To be competitive, premium-class memory should have no more than one cycle of latency for every 100 MHz of clock rate (200 MHz of data rate). The HyperX Predator model HX436C17PB3K2/32 we're looking at here splits that expectation with DDR4-3600 timings of 17-19-19, which is one cycle quicker in CAS Latency (tCL), but one cycle slower in other timing metrics, tRCD and tRP.
A second XMP of DDR4-3000 at CAS 15 offers stability to buyers whose boards or CPU memory controller isn’t compliant enough to run the higher data rate. And while the DDR4-2400 non-XMP setting is a reasonable fallback for people who order this memory without considering their hardware’s capability, we hope that most buyers spending this much money for added performance will have made those same considerations before ordering their hardware.
While many builders shun RGB, the “don’t want to pay for it” justification doesn’t seem to apply to HyperX Predator modules: Pricing for this kit is a few dollars higher than that of the closest-matching kit we could find at major sellers. So in this case at least, you'd be paying for the absence of RGB by opting for this HyperX kit.

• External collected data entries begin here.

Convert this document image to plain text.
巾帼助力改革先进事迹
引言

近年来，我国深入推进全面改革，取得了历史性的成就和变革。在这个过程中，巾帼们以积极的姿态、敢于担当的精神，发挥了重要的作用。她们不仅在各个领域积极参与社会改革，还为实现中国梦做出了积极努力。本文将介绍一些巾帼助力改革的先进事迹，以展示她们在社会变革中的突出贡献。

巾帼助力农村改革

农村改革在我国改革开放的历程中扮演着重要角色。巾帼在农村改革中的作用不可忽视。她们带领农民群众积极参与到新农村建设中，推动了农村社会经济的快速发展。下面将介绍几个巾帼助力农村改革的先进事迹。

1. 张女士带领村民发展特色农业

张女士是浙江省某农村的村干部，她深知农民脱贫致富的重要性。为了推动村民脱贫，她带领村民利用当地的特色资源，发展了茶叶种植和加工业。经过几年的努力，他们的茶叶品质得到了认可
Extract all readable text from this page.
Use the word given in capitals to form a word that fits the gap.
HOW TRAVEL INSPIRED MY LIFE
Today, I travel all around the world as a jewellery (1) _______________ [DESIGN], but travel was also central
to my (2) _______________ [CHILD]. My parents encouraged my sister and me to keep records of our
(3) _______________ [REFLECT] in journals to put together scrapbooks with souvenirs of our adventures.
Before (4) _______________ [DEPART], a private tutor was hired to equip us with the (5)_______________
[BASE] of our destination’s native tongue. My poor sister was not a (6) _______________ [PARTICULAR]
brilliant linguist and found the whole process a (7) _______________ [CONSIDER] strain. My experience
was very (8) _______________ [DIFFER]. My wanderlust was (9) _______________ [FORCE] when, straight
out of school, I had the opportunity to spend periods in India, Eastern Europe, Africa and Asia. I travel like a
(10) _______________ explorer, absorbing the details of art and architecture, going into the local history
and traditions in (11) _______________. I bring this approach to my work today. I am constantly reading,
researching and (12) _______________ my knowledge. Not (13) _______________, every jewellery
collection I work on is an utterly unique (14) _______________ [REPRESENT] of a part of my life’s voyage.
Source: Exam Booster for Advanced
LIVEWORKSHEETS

Comparison Hardware & Test Configuration
Our current review data includes only DDR4-3200 variations of 2x16GB kits. We’ve included two pair of 4x8GB DDR4-3600 for performance comparison, understanding that four 8GB ranks should perform the same regardless of whether they populate one side of four modules, or both sides of two modules.
Asus’ Maximus XI Hero hosts Intel’s Core i9-9900K processor at a fixed 4.80 GHz frequency in our test rig, using Fractal Design’s Celsius S24 to keep it cool. Toshiba’s OCZ RD400 NVMe SSD and MSI’s GTX 1080 Armor OC reduce non-DRAM bottlenecks.
Overclocking & Timing Optimization
Getting beyond DDR4-3800 is difficult with our Core i9-9900K, but the two previous kits supported the same ratios at increased BCLK of 101 MHz for the XPG Spectrix D80, and 102 MHz for the Dominator Platinum RGB. The DDR4-3600 version of HyperX Predator gets close to those highs, and handily out-overclocks the DDR4-3200 samples.
Lowest Stable Timings at 1.35V (Max) on ROG Maximus XI Hero (BIOS 0805)
|HyperX Predator RGB|
(2x 16GB dual-rank)
|G.Skill Ripjaws V|
(2x 16GB single-rank)
|HyperX Predator RGB|
(2x 16GB single-rank)
|Dominator Platinum RGB|
(4x 8GB single-rank)
The greatest oddity here is that HyperX Predator DDR4-3600 reached exactly the same minimum stable timings as the HyperX Predator RGB DDR4-3200. At a glance, it appears they’re using the same DRAM ICs (chips), with the better overclock of higher-rated modules coming only from some sort of pre-production speed-binning.
Surprise! The HyperX Predator DDR4-3600 had the highest data rate of any recently-tested 32GB kit! But, it fell to third place in latency, where less time means quicker response.
The HyperX DDR4-3600 takes second place in our F1 2015 test, placing right between the hyper-expensive Dominator Platinum RGB and competitively-priced XPG Spectrix D80. Better still, it wins the 7-Zip test, compressing our test file one second faster than the Dominator Platinum RGB and two seconds faster than the XPG Spectrix D80.
Overall, the performance of the HyperX Predator DDR4-3600 is very close to that of the more-expensive Dominator Platinum RGB kit, and edging out the Spectrix D80. The Spectrix kit has a pricing advantage though, edging out the HyperX Predator kit. You won’t be considering either of those kits if you’re using a two-slot board, but it’s nice to at least be able to put performance into the context of pricing.
Zeroing in on the comparative market price for DDR4-3600 at 2x 16GB and 17-19-19 timings is a little difficult, since some HyperX competitors have already moved on to DDR4-3733, at the same timings. The Predator kit still costs a little more than those, but we can’t know anything about the comparative performance of kits that we haven’t reviewed. And pricing is of course something that can change day to day.
At best, today’s Predator DDR4-3600 C17 kit is a good performer at a small price premium. If its price drops relative to the competition, it could be a great option for those averse to lights who crave fast memory at a fairly high capacity. But until then, you can save a few bucks and get similar performance with competing kits. If one of those kits happens to have RGBs built in, you can at least turn them off.